One day he had a case and the next day he didn’t. I wonder how many of the hundreds of millions of dollars of insurance company profits are made up of cases like that one. I wonder if they uncorked champagne.
Is your skin crawling? Hang on. I have a better story.
It was a Friday afternoon. I had just returned to the office from a type of pre-trial hearing.
A lady called me over as I was heading into my office. She asked me if I did any personal injury work. (No, she doesn’t read this column.)
She told me about her sister who had been in a crash a couple of years earlier. She had been dealing directly with the insurance company but had finally decided to hire a lawyer.

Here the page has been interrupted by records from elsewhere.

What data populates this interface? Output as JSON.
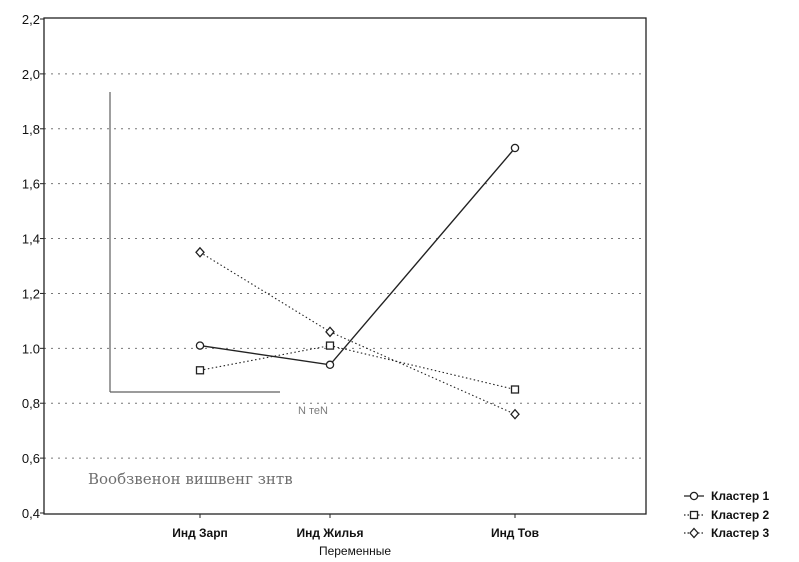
{
  "chart_data": {
    "type": "line",
    "categories": [
      "Инд Зарп",
      "Инд Жилья",
      "Инд Тов"
    ],
    "xlabel": "Переменные",
    "ylabel": "",
    "ylim": [
      0.4,
      2.2
    ],
    "yticks": [
      "0,4",
      "0,6",
      "0,8",
      "1.0",
      "1,2",
      "1,4",
      "1,6",
      "1,8",
      "2,0",
      "2,2"
    ],
    "grid": "horizontal dotted",
    "legend": "bottom-right",
    "series": [
      {
        "name": "Кластер 1",
        "marker": "circle",
        "line": "solid",
        "values": [
          1.01,
          0.94,
          1.73
        ]
      },
      {
        "name": "Кластер 2",
        "marker": "square",
        "line": "dotted",
        "values": [
          0.92,
          1.01,
          0.85
        ]
      },
      {
        "name": "Кластер 3",
        "marker": "diamond",
        "line": "dotted",
        "values": [
          1.35,
          1.06,
          0.76
        ]
      }
    ]
  },
  "overlay": {
    "text_main": "Вообзвенoн вишвенг знтв",
    "text_mid": "N теN"
  },
  "colors": {
    "line": "#222222",
    "grid": "#777777",
    "background": "#ffffff"
  }
}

I don’t know exactly what the insurance adjuster told her but I do know what she had come to understand from those discussions.

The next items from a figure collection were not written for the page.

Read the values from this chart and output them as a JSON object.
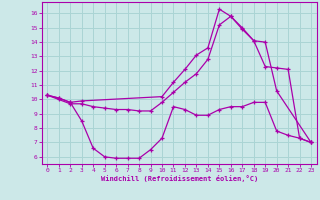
{
  "xlabel": "Windchill (Refroidissement éolien,°C)",
  "background_color": "#cce8e8",
  "grid_color": "#aad4d4",
  "line_color": "#aa00aa",
  "xlim": [
    -0.5,
    23.5
  ],
  "ylim": [
    5.5,
    16.8
  ],
  "xticks": [
    0,
    1,
    2,
    3,
    4,
    5,
    6,
    7,
    8,
    9,
    10,
    11,
    12,
    13,
    14,
    15,
    16,
    17,
    18,
    19,
    20,
    21,
    22,
    23
  ],
  "yticks": [
    6,
    7,
    8,
    9,
    10,
    11,
    12,
    13,
    14,
    15,
    16
  ],
  "line1_x": [
    0,
    1,
    2,
    3,
    10,
    11,
    12,
    13,
    14,
    15,
    16,
    17,
    18,
    19,
    20,
    23
  ],
  "line1_y": [
    10.3,
    10.1,
    9.8,
    9.9,
    10.2,
    11.2,
    12.1,
    13.1,
    13.6,
    16.3,
    15.8,
    15.0,
    14.1,
    14.0,
    10.6,
    7.0
  ],
  "line2_x": [
    0,
    1,
    2,
    3,
    4,
    5,
    6,
    7,
    8,
    9,
    10,
    11,
    12,
    13,
    14,
    15,
    16,
    17,
    18,
    19,
    20,
    21,
    22,
    23
  ],
  "line2_y": [
    10.3,
    10.0,
    9.7,
    9.7,
    9.5,
    9.4,
    9.3,
    9.3,
    9.2,
    9.2,
    9.8,
    10.5,
    11.2,
    11.8,
    12.8,
    15.2,
    15.8,
    14.9,
    14.1,
    12.3,
    12.2,
    12.1,
    7.3,
    7.0
  ],
  "line3_x": [
    0,
    1,
    2,
    3,
    4,
    5,
    6,
    7,
    8,
    9,
    10,
    11,
    12,
    13,
    14,
    15,
    16,
    17,
    18,
    19,
    20,
    21,
    22,
    23
  ],
  "line3_y": [
    10.3,
    10.1,
    9.8,
    8.5,
    6.6,
    6.0,
    5.9,
    5.9,
    5.9,
    6.5,
    7.3,
    9.5,
    9.3,
    8.9,
    8.9,
    9.3,
    9.5,
    9.5,
    9.8,
    9.8,
    7.8,
    7.5,
    7.3,
    7.0
  ]
}
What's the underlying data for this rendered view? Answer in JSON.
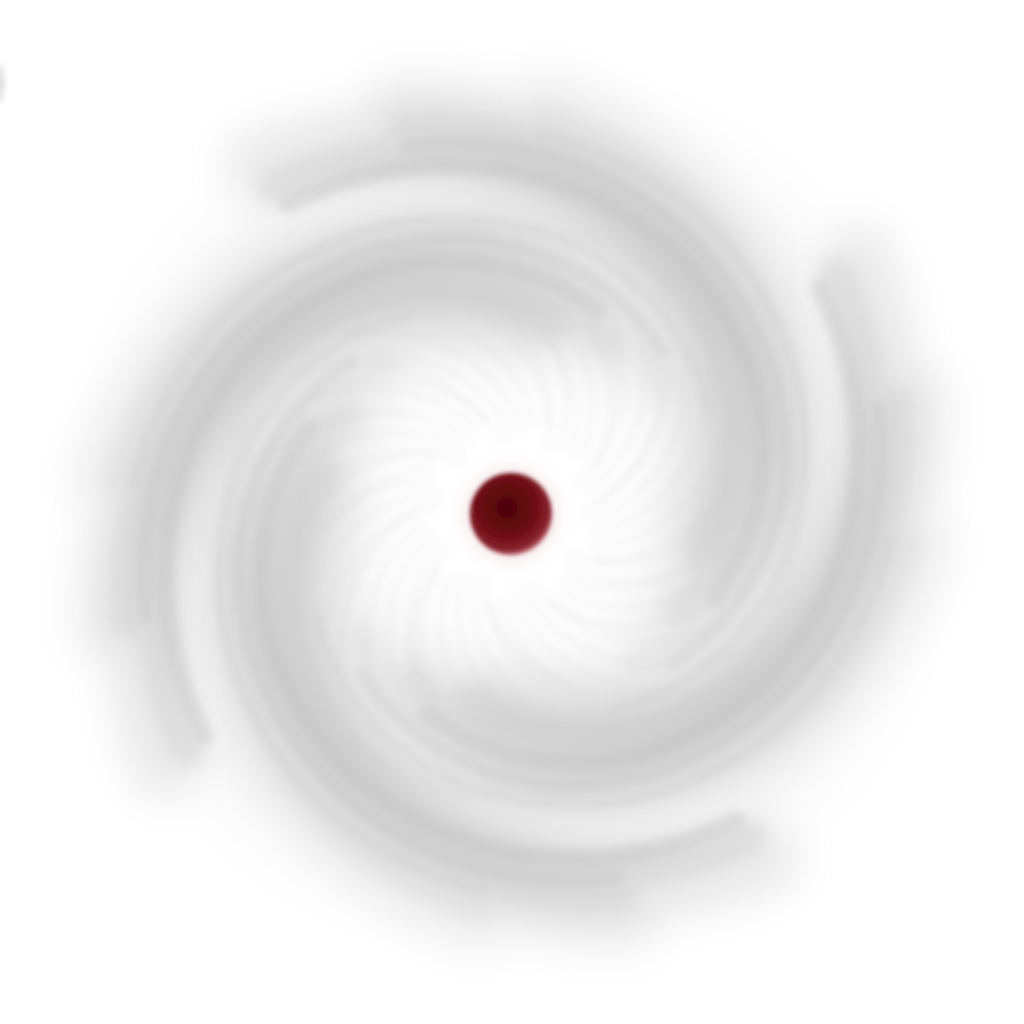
{
  "scene": {
    "background_color": "#ffffff",
    "haze_color": "#bdbdbd",
    "core_color": "#6e0d14",
    "core_glow_color": "#b03a45",
    "spiral_arms": 4,
    "rotation": "counter-clockwise"
  }
}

She understood that if she didn’t settle her claim within two years, she would have to hire a lawyer. Her sister was helping her find a lawyer.
She happened to see me coming into my office and happened to inquire.
Get this: It was two years to the day after the crash.
In my mind’s eye, I could already see the bottles of champagne lined up, on ice at the insurance company offices.
In 2 ½ hours, the court registry where the lawsuit had to be filed would close.
In 150 minutes, the claim would be gone.
There’s something about a looming deadline that focuses you. There’s also something about 150 minutes standing between justice and injustice that stokes the fire under your boiler.
Fortunately, we live in a technological world. I was able to contact the sister on her cell phone.
Once I explained the urgency of the situation, she immediately left work went home and gave me the necessary information from the police report.
I left an urgent message for the adjuster but, of course, I couldn’t rely on a timely response from him.
I prepared the writ on my computer, printed, signed, scanned and filed it electronically.
It was a sweet thing seeing that electronically affixed court registry date stamp on the document. Injustice averted—by a hair. I’m not a champagne kind of guy. I cracked a beer or two.
There’s a lesson in this. You cannot rely on an insurance company to advise you about your rights. That’s not its role. Its allegiance is to the driver who caused the crash and to its bottom line, not to you. Another lesson? Sometimes the stars really do line up.